Could I ask a practical question?
What if I got my first shot at one of the large locations, and scheduled to go back to the same place for the second, but the location closes before then? When I went it was just after everyone became eligible; presumably plenty of people were also there for their first.
Also, are we gonna do Stonehenge tomorrow?
This will work itself out
The large sites will stop taking appointments for first shots, but they will still be booking appointments for the second shot. This is what happened at Fenway. That is a 2 to 3 week gap allowing for things to wrap up without trouble.
Note that they are closing by the end of June
Note that they are closing by the end of June, not by the end of the/this month, although they will be adding new access points by the end of May.
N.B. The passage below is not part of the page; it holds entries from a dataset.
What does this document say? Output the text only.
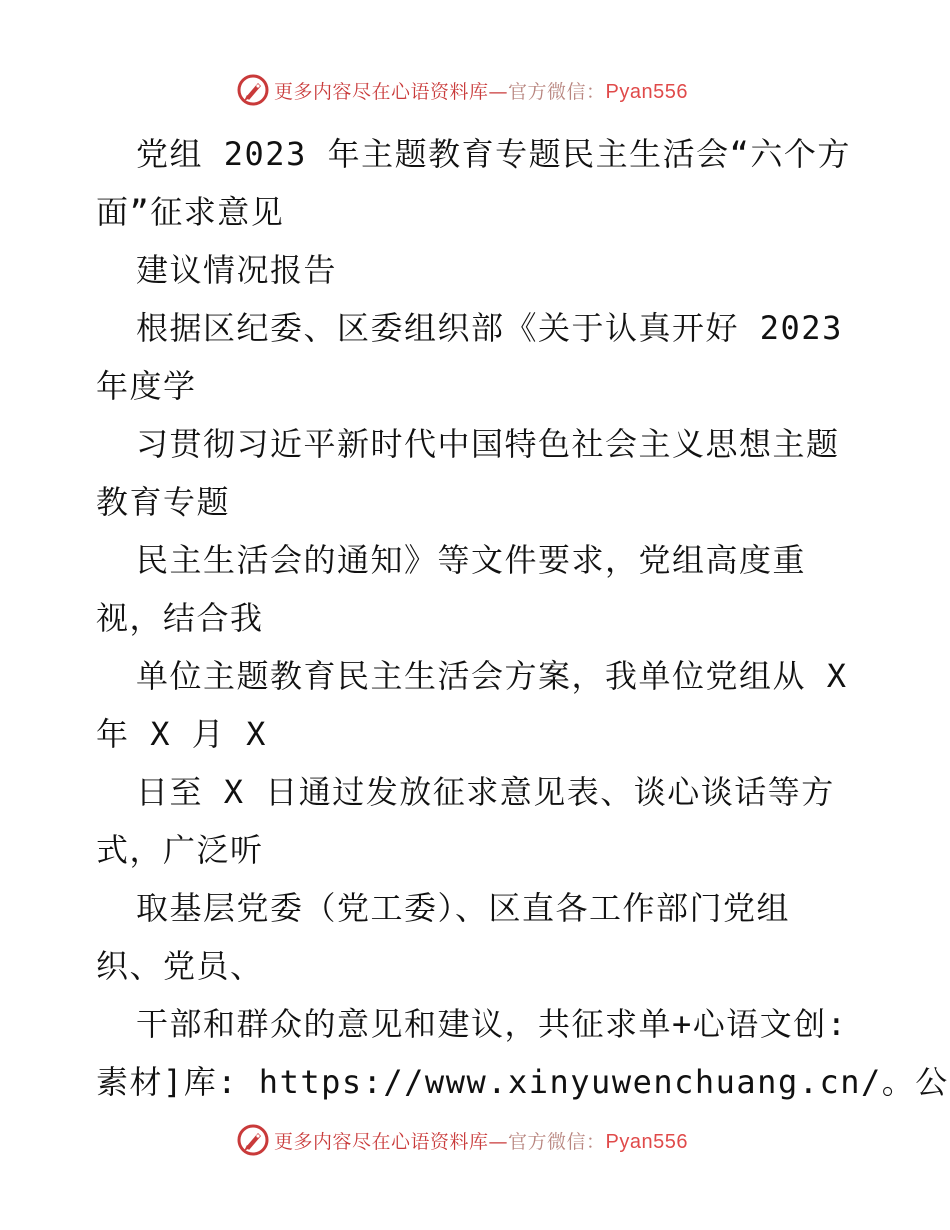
更多内容尽在心语资料库—官方微信：Pyan556
党组 2023 年主题教育专题民主生活会“六个方
面”征求意见
建议情况报告
根据区纪委、区委组织部《关于认真开好 2023
年度学
习贯彻习近平新时代中国特色社会主义思想主题
教育专题
民主生活会的通知》等文件要求，党组高度重
视，结合我
单位主题教育民主生活会方案，我单位党组从 X
年 X 月 X
日至 X 日通过发放征求意见表、谈心谈话等方
式，广泛听
取基层党委（党工委）、区直各工作部门党组
织、党员、
干部和群众的意见和建议，共征求单+心语文创:
素材]库: https://www.xinyuwenchuang.cn/。公
更多内容尽在心语资料库—官方微信：Pyan556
From the WCVB article:
Maybe closing these sites a bit too soon?
It looks like the FDA is about to authorize the Pfizer vaccine for teenagers, 12 to 15 years old, which will add a large new population to the pool of eligible people.
Not a major addition at current supply levels
12-15 year olds are about 4% of the population - 250,000 to 300,000 people.
MA is getting 450,000 doses a week through the state and shipped via federal programs.
Two doses for every kid in that age range is about 1.5 weeks worth of vaccine.